The use, appropriateness and outcomes of outpatient parenteral antimicrobial therapy

    loading  Checking for direct PDF access through Ovid



Outpatient parenteral antimicrobial therapy (OPAT) is increasingly used to treat children at home, but studies in children are scarce. We aimed to describe the use, appropriateness and outcomes of OPAT in children.


This was a 12-month prospective observational study.


The hospital-in-the-home programme of The Royal Children's Hospital Melbourne.


All patients receiving OPAT.


Data were collected including demographics, diagnosis, type of venous access and antibiotic choice.

Main outcome measures

Length of stay, adverse events, readmission rate and appropriateness of antibiotic use.
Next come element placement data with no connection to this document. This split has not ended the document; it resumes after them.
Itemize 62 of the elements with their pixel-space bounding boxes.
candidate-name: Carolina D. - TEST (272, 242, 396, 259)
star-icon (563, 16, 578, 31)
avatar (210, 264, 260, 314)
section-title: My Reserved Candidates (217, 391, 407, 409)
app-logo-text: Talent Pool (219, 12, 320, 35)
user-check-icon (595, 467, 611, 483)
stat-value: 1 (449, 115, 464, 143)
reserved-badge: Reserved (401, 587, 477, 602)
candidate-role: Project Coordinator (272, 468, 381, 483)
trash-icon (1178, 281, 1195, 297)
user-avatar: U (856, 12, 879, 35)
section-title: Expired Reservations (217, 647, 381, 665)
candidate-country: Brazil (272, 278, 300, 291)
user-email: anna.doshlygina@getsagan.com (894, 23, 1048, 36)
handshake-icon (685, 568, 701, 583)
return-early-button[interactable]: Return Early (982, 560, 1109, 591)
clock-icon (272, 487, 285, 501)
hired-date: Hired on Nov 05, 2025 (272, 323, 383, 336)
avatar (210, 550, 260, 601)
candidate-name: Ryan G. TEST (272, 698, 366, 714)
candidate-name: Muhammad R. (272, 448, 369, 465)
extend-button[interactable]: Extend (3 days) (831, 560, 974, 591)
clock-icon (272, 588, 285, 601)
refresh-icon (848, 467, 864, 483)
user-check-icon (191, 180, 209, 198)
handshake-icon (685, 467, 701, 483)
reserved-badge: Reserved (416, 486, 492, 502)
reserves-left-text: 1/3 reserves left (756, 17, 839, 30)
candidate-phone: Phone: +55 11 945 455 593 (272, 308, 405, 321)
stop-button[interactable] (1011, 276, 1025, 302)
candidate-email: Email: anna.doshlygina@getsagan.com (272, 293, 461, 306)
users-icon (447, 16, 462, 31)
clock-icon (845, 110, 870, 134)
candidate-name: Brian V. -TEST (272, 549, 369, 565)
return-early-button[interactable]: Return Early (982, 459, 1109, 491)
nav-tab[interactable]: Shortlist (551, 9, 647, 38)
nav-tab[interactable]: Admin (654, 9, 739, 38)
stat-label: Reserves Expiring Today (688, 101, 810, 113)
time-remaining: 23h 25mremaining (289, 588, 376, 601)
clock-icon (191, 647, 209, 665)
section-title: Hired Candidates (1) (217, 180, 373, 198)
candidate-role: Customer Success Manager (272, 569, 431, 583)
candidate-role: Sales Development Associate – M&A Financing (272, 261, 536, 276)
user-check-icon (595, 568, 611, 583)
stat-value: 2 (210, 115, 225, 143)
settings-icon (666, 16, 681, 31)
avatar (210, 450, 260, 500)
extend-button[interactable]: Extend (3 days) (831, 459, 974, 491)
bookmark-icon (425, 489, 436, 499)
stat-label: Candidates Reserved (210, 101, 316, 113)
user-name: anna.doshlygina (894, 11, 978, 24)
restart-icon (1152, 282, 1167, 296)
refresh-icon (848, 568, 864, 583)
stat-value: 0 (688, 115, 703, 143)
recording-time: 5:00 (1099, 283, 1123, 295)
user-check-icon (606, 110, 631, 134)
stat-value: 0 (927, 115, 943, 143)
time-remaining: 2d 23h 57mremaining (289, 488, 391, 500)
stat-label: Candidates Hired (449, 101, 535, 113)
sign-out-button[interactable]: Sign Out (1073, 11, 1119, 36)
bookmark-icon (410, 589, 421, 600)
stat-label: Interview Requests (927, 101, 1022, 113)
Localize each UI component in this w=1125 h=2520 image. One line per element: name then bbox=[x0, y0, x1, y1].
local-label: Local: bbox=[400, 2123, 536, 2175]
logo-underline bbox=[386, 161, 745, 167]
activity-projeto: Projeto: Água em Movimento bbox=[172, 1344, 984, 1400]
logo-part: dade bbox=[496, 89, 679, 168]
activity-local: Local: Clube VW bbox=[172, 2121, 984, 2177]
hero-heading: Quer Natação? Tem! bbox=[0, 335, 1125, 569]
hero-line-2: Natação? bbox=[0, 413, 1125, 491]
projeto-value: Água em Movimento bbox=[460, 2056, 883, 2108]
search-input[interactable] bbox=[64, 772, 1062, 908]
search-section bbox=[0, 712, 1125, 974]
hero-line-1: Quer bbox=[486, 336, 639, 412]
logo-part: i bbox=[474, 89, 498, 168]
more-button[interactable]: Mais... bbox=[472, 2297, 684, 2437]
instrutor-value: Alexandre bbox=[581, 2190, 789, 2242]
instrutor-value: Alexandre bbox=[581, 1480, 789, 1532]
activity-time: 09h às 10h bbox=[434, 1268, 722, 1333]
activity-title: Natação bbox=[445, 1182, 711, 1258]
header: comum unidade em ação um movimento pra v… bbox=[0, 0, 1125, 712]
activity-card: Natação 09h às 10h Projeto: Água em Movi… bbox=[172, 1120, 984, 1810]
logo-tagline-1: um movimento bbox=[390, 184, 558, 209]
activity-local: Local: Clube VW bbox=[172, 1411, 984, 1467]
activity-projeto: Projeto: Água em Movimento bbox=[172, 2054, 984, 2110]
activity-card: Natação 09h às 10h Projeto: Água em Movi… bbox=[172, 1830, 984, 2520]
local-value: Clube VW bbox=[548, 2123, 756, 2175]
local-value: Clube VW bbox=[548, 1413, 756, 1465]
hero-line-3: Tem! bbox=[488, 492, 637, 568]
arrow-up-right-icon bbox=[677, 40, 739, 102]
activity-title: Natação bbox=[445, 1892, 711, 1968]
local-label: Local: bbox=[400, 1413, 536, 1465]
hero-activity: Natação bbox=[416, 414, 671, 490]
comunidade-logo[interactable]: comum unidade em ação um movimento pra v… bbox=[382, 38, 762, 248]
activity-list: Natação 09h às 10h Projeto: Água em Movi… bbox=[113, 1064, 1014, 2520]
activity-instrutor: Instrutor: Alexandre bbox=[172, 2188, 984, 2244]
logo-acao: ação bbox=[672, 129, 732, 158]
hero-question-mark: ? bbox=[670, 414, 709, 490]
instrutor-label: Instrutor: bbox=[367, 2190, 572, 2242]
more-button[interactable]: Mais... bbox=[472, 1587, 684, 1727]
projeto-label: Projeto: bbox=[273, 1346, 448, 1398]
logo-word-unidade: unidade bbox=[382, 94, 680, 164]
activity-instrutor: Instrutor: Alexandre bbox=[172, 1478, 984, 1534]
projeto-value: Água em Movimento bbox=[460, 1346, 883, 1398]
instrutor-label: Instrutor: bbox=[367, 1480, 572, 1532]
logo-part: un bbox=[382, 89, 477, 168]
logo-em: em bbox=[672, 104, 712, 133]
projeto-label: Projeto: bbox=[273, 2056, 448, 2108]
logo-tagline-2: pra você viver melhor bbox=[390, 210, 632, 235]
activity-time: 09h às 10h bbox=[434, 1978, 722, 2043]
228 patients received OPAT in 251 episodes. The median age was 7.4 years (range 1 week to 21 years), with 22 patients (10%) under 1 year. The most frequent diagnoses were exacerbation of cystic fibrosis (17%), urinary tract infection (12%) and cellulitis (9%). Most patients were transferred from the ward, but 18% were transferred directly from the emergency department, the majority with skin and soft-tissue infection (66%). Venous access was most commonly peripherally inserted central catheter (29%) and peripheral cannula (29%). 309 parenteral antibiotics were prescribed, most frequently ceftriaxone (28%) and gentamicin (19%). The majority of antibiotics (72%) were prescribed appropriately. However, 6% were deemed an inappropriate choice for the indication and 26% had inappropriate dose or duration. The incidence of central line-associated bloodstream infections was 0.9%. The unplanned readmission rate was 4%, with low rates of OPAT-related adverse events. Three children (1%) had an inadequate clinical response.


OPAT is a safe and effective way of providing antibiotics to children. Despite high rates of appropriate antibiotic use, improvements can still be made.